Ia secara terbuka mengakui bahwa performa tim lawan, Jakarta Pertamina Enduro, jauh lebih unggul dibandingkan dengan timnya pada laga pembuka final tersebut. Hal ini menjadi evaluasi penting bagi tim pelatih.

Dilansir dari JAKARTAHYPE.COM, Alessandro Lodi menyampaikan penyesalannya atas hasil yang didapatkan timnya pada pertandingan krusial tersebut.
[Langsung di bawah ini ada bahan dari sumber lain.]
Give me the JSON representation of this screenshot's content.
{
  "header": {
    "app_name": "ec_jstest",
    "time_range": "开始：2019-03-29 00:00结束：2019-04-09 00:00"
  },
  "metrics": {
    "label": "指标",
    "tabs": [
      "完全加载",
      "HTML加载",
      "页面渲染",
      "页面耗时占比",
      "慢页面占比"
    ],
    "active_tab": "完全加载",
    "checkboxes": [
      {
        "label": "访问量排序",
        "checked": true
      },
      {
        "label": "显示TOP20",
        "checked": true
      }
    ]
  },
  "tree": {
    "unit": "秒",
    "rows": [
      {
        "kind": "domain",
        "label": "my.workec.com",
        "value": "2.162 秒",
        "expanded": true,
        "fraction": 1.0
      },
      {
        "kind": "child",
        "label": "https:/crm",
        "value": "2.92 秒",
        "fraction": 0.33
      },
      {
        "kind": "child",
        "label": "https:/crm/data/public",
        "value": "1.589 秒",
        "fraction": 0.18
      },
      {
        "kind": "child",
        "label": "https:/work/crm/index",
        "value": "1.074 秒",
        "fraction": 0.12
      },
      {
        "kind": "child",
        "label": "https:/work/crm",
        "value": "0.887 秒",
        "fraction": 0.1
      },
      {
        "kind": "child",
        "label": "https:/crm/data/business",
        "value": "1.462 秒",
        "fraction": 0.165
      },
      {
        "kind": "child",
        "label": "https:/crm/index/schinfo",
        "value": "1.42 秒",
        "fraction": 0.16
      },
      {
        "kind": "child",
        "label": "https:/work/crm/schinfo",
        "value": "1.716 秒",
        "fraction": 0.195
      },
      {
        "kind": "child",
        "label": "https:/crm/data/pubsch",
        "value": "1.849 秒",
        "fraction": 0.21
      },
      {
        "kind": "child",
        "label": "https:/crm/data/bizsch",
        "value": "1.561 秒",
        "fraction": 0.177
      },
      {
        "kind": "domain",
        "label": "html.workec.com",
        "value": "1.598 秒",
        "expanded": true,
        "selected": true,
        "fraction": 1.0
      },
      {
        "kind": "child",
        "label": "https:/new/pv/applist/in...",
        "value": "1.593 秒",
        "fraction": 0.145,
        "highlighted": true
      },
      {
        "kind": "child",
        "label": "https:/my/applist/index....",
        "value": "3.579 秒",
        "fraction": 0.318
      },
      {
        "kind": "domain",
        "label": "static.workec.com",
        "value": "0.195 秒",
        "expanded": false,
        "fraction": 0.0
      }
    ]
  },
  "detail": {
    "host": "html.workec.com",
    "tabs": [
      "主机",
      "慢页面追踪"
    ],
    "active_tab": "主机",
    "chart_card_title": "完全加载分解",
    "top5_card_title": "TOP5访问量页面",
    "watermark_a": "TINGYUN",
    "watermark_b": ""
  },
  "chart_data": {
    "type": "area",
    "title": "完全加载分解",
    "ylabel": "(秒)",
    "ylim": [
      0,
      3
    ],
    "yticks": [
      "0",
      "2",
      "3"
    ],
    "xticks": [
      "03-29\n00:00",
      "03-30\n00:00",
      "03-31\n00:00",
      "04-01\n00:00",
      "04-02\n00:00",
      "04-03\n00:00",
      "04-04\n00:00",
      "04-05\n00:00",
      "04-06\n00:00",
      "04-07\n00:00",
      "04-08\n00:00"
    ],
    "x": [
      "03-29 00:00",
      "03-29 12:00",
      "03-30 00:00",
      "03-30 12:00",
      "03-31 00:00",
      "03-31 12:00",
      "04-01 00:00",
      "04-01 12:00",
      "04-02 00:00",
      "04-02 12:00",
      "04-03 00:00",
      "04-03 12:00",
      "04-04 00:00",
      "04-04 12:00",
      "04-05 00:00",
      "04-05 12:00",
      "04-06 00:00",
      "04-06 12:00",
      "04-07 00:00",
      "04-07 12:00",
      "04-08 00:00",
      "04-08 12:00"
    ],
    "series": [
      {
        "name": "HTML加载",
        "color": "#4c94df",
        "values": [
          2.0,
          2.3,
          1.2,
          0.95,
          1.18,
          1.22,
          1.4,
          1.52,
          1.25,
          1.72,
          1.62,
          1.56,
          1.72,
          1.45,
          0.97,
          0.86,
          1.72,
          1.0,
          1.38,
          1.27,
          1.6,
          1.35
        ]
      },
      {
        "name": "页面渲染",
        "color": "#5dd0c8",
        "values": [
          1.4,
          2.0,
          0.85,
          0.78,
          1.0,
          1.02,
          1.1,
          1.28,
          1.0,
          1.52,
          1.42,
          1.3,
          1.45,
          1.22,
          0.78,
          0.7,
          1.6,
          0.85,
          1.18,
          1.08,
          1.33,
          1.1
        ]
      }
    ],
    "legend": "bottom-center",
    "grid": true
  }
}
Ia menekankan bahwa JPE menampilkan permainan yang lebih solid.

"Saya harus mengakui bahwa tim lawan tampil jauh lebih superior pada laga pembuka final tersebut," ujar Alessandro Lodi, menyoroti keunggulan performa Jakarta Pertamina Enduro.

Kekalahan ini memaksa Gresik Phonska untuk melakukan evaluasi mendalam menjelang pertandingan-pertandingan selanjutnya dalam rangkaian Grand Final Proliga 2026. Mereka harus segera bangkit jika ingin menjaga asa juara.

Pertandingan ini menjadi penanda dimulainya duel penentuan antara dua tim terbaik putri di Proliga musim ini. JPE berhasil mengamankan keunggulan awal dalam format pertandingan final yang akan datang.